The Platonic realist, or the Ron Edwardist, would believe we can reach The Truth, the One True Way in the end. That's what you get when you mistake the abstract models for reality. The positivist (or empiricist) will know you'll never reach The Truth, you'll just come up with better models for it in different situations.

So Hack/Thesp, GNS, zodiac animals or whatever you choose - they're just models. The question is not "which model is the reality?" since none of them are. The question is, "which model best helps me understand what's happening now?" If your model begins by looking at what's actually happening in the lab or at the game table, and describing it, then you'll go better than someone who begins by thinking in terms of grand abstract concepts.
The Viking Hat GM
Conflict, the adventure game of modern warfare
Wastrel Wednesdays, livestream with Dungeondelver

droog

The past lives on in your front room
The poor still weak the rich still rule
History lives in the books at home
The books at home

Gang of Four
[/size]

jeff37923

Quote from: PseudoephedrineRPG theory is an example of the kind of behaviour Hegel is criticising, albeit one not addressed directly in the essay itself.

That's what I'm getting at here. How can you seriously claim that Hegel advocates something that didn't exist until after he died? Answer - you can't. You can only make an assumption of what Hegel's opinion on the matter may be based on what you believe he would have thought about the subject. It's nothing but guesswork.
"Meh."

Kyle Aaron

He's saying it's the same approach. Which I dunno about. The best you could say is the reverse of the title; Cheetoism advocates a Hegelian approach.

Which is really making Cheetoism out to be a lot more than it is. Thus droog's excellent photoshop :D The only way this could get any more overblown is if someone were to put a cheetoism article on wikipedia. But no more ridiculous than there being a GNS Theory article there. Oy, vey.

It might be useful to actually look at the cheetoism wiki.

This thread has brought fear into my heart, if only the fear of the ferocious ribbing droog will give me at the next Geektogether.
The Viking Hat GM
Conflict, the adventure game of modern warfare
Wastrel Wednesdays, livestream with Dungeondelver

jeff37923

Quote from: Kyle AaronHe's saying it's the same approach. Which I dunno about. The best you could say is the reverse of the title; Cheetoism advocates a Hegelian approach.


Now that actually makes a whole lot more sense to me, Cheetoism advocating a Hegelian approach.
"Meh."

Kyle Aaron

Remember that I don't know if it's really true, that Cheetoism advocates a Hegelian approach. Hegel, like most German philosophers, is a bit muddled and wordy for my taste. Most stuff I read I take time to digest, but Hegel and Kant and his buddies sit like lead in my guts, they're heavy stuff.

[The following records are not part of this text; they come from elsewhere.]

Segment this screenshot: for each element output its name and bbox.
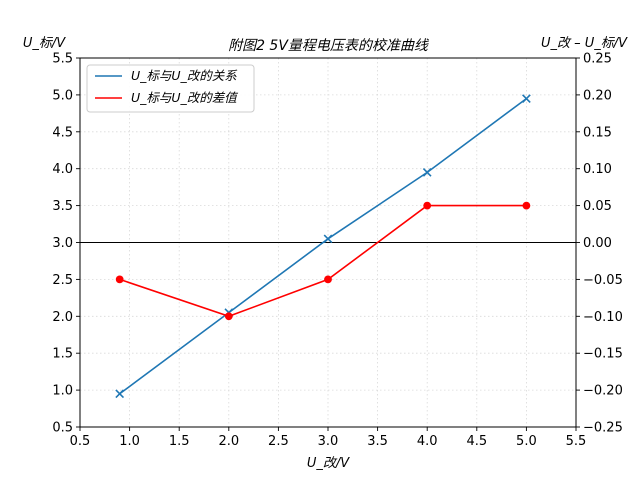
x-tick-label: 0.5 <box>70 434 91 449</box>
x-tick-label: 2.0 <box>218 434 239 449</box>
y2-tick-label: 0.25 <box>583 52 612 67</box>
difference-point <box>324 275 332 284</box>
y-tick-label: 2.5 <box>52 273 73 288</box>
y-tick-label: 1.0 <box>52 384 73 399</box>
y-tick-label: 3.5 <box>52 199 73 214</box>
x-tick-label: 3.0 <box>318 434 339 449</box>
relation-point <box>522 94 531 103</box>
difference-point <box>522 201 531 210</box>
relation-point-stroke <box>422 168 432 177</box>
y2-tick-label: −0.10 <box>583 310 623 325</box>
y2-axis-label: U_改 – U_标/V <box>541 36 628 51</box>
y2-tick-label: −0.15 <box>583 347 623 362</box>
legend-box <box>86 64 255 113</box>
chart-title: 附图2 5V量程电压表的校准曲线 <box>228 38 430 54</box>
y-tick-label: 5.5 <box>52 52 73 67</box>
y-tick-label: 0.5 <box>52 421 73 436</box>
legend-label-difference: U_标与U_改的差值 <box>131 90 238 105</box>
relation-point <box>323 234 333 244</box>
y2-tick-label: −0.25 <box>583 421 623 436</box>
y2-tick-label: 0.00 <box>583 236 612 251</box>
y-tick-label: 4.5 <box>52 125 73 140</box>
x-axis-label: U_改/V <box>307 456 350 471</box>
y2-tick-label: 0.15 <box>583 125 612 140</box>
y-tick-label: 3.0 <box>52 236 73 251</box>
y-tick-label: 4.0 <box>52 162 73 177</box>
y-tick-label: 2.0 <box>52 310 73 325</box>
y2-tick-label: 0.10 <box>583 162 612 177</box>
relation-point <box>422 168 432 177</box>
x-tick-label: 5.0 <box>516 434 537 449</box>
y-tick-label: 5.0 <box>52 88 73 103</box>
difference-point <box>115 275 124 284</box>
x-tick-label: 4.0 <box>417 434 438 449</box>
x-tick-label: 3.5 <box>367 434 388 449</box>
x-tick-label: 1.0 <box>119 434 140 449</box>
x-tick-label: 1.5 <box>169 434 190 449</box>
axes: 0.5 1.0 1.5 2.0 2.5 3.0 3.5 4.0 4.5 5.0 5.5 0.5 1.0 1… <box>52 52 623 450</box>
legend-label-relation: U_标与U_改的关系 <box>131 68 238 83</box>
y2-tick-label: 0.20 <box>583 88 612 103</box>
y2-tick-label: 0.05 <box>583 199 612 214</box>
y-tick-label: 1.5 <box>52 347 73 362</box>
y2-tick-label: −0.05 <box>583 273 623 288</box>
data-series <box>115 94 531 399</box>
legend: U_标与U_改的关系 U_标与U_改的差值 <box>86 64 255 113</box>
difference-point <box>224 312 233 321</box>
relation-point-stroke <box>323 234 333 244</box>
x-tick-label: 4.5 <box>466 434 487 449</box>
relation-point <box>115 389 125 399</box>
relation-point-stroke <box>115 389 125 399</box>
x-tick-label: 2.5 <box>268 434 289 449</box>
y-axis-label: U_标/V <box>23 36 66 51</box>
y2-tick-label: −0.20 <box>583 384 623 399</box>
plot-frame <box>79 57 577 428</box>
difference-point <box>423 201 432 210</box>
series-difference <box>115 201 531 321</box>
x-tick-label: 5.5 <box>566 434 587 449</box>
relation-point-stroke <box>522 94 531 103</box>
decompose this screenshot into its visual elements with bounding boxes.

So I'm just going on that one rather muddled essay pseudoephedrine linked to, my vague memories of Hegel from years back, and what's been said here and there casually.

It's better to say that cheetoism says we should talk about what actually happens between the players at and around the game table. Whether that's Hegelian or empiricist or positivist or whatever doesn't really matter that much. It's true that this sort of (positivist) thought hasn't always been around, but it's around today. Today it's just called "common sense." So we can say that cheetoism says we should have a common sense approach to describing and understanding what happens at and around the game table.

It's common sense that whether Bob likes Jim and if anyone remembered to bring snacks have more effect on the success of the game session than how simulationist or immersionist it is, and whether the GM uses illusionist techniques, or any of that stuff. That stuff I think is not a good model of what actually happens, and even if it were a good model, it's irrelevant, because other things are so much more important.